The South Korean government designates families formed out of international marriages as ‘multicultural families’. The government has implemented a strongly assimilationist model through a variety of programs designed to quickly ‘Koreanise’ ethnically different marriage migrants. In Taiwan, anxiety over migrant women and their children has given rise to a racialised discourse that conveys a eugenic attitude of ethnic inferiority. The Singaporean government deports women migrants working as domestic helpers or nannies who become pregnant or give birth while they are in the country.

On the other hand, there have been some positive efforts to accommodate multiculturalism. Since the 1990s, the concept of multiculturalism has been introduced in these countries as a new way to manage the ‘differences’ that exist between the mainstream majority, ethnic minorities and migrants. ‘Multicultural coexistence’ in Japanese society, ‘multicultural society’ in South Korea and ‘multiculturalism’ in Taiwan have been adopted in social discourse to promote coexistence of locals and foreigners.

Although there is increased acceptance of multicultural realities and lifestyles, the shift from a mono-ethnic ideology to a multicultural society has triggered a rise in jingoistic rhetoric and anti-foreigner sentiment. The discourse of aversion and suspicion around foreign migrants on the internet and social media are ample evidence that deep-seated views of what it is to be Japanese, Korean or Taiwanese have yet to substantively change.

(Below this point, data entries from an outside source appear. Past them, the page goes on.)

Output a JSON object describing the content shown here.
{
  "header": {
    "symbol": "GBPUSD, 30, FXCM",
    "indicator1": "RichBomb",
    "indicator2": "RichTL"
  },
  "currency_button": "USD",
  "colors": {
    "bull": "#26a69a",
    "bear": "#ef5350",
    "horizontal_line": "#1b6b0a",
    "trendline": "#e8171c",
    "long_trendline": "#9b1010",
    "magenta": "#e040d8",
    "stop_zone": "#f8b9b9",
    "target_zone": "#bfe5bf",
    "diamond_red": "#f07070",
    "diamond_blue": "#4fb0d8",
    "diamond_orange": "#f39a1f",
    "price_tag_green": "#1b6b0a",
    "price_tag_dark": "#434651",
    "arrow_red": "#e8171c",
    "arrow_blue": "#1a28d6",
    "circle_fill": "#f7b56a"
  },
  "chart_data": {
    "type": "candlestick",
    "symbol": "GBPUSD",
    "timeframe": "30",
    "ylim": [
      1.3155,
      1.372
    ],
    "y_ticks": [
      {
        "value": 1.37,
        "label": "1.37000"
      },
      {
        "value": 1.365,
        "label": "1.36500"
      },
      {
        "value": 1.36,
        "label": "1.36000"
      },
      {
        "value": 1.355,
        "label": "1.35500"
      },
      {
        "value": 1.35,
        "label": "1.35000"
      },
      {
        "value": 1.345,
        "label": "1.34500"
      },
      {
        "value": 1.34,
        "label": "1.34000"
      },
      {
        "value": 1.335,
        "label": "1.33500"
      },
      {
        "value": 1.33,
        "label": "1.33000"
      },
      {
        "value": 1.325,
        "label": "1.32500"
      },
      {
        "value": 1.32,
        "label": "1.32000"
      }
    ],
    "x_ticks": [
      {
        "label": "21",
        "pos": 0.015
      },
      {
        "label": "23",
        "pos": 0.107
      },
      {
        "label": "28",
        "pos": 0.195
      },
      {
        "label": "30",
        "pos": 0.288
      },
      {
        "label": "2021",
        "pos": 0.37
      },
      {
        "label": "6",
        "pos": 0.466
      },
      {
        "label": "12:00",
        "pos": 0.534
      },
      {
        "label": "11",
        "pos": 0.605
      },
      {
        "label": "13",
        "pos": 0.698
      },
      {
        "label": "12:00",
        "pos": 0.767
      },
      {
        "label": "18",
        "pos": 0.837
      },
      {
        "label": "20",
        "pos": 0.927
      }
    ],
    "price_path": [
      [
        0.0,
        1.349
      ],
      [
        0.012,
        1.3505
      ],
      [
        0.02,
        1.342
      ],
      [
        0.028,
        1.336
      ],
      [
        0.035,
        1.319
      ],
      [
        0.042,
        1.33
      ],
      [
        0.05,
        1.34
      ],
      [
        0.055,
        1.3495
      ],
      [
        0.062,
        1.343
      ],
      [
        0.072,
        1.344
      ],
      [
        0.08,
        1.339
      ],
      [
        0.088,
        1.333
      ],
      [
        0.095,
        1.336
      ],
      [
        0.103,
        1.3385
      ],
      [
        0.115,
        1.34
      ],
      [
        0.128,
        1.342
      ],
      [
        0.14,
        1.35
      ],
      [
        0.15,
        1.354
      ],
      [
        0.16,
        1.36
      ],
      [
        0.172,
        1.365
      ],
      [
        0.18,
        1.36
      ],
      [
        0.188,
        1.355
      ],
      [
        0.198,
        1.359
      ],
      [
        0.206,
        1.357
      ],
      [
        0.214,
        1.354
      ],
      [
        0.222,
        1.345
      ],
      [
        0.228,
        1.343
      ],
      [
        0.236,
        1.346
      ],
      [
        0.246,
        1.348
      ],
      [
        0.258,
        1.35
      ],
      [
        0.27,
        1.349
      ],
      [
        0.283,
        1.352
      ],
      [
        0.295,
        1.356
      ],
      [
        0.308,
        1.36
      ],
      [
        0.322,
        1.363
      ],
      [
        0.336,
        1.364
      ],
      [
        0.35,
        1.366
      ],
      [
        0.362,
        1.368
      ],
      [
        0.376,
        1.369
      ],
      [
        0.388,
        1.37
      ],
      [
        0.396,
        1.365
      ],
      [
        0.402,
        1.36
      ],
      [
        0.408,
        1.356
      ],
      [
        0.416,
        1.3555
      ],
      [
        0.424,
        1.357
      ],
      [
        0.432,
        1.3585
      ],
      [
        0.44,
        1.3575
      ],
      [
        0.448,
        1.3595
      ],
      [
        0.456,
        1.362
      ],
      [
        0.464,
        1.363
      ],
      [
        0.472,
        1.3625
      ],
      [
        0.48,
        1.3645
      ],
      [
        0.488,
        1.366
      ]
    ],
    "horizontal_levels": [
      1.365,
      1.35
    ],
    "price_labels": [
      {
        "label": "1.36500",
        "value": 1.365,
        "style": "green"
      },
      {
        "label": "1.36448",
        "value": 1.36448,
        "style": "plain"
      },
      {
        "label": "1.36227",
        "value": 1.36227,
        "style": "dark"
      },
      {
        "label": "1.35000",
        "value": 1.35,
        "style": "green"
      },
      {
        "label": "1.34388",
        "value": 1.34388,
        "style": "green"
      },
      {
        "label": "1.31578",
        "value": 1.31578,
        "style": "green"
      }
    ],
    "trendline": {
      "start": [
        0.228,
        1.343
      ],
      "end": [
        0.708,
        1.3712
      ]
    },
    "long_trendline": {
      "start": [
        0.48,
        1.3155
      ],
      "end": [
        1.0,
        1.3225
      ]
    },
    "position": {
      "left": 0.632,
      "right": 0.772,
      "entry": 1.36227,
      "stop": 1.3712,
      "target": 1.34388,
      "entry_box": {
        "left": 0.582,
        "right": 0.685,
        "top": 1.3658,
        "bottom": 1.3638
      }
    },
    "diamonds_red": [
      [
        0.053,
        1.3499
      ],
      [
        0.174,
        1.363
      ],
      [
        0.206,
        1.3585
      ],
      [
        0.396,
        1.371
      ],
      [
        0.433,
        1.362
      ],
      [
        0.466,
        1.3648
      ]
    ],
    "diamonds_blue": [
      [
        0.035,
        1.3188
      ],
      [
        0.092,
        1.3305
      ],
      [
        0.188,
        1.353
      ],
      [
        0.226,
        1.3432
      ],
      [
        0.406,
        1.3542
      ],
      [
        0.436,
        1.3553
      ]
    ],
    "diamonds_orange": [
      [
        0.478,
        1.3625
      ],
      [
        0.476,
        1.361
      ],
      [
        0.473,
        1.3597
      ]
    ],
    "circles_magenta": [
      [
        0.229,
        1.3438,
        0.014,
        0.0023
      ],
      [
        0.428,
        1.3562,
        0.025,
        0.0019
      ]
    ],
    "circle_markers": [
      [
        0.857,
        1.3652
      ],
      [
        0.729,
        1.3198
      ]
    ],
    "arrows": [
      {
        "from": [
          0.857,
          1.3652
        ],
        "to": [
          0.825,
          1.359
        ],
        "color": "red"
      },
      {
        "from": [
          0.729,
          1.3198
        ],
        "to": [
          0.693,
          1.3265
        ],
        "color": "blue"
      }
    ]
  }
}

Despite controversies over the term ‘multiculturalism’, new social accommodations have yet to reduce inequalities in power among diverse groups, especially ‘women migrants at home’. The problems of equality, gender rights and citizenship are not fully addressed in the age of high female migration in East Asia.

Hyun Mee Kim is Professor at the Department of Cultural Anthropology, Yonsei University, South Korea.

This article appeared in the most recent edition of the East Asia Forum Quarterly, ‘Gender and sexuality’.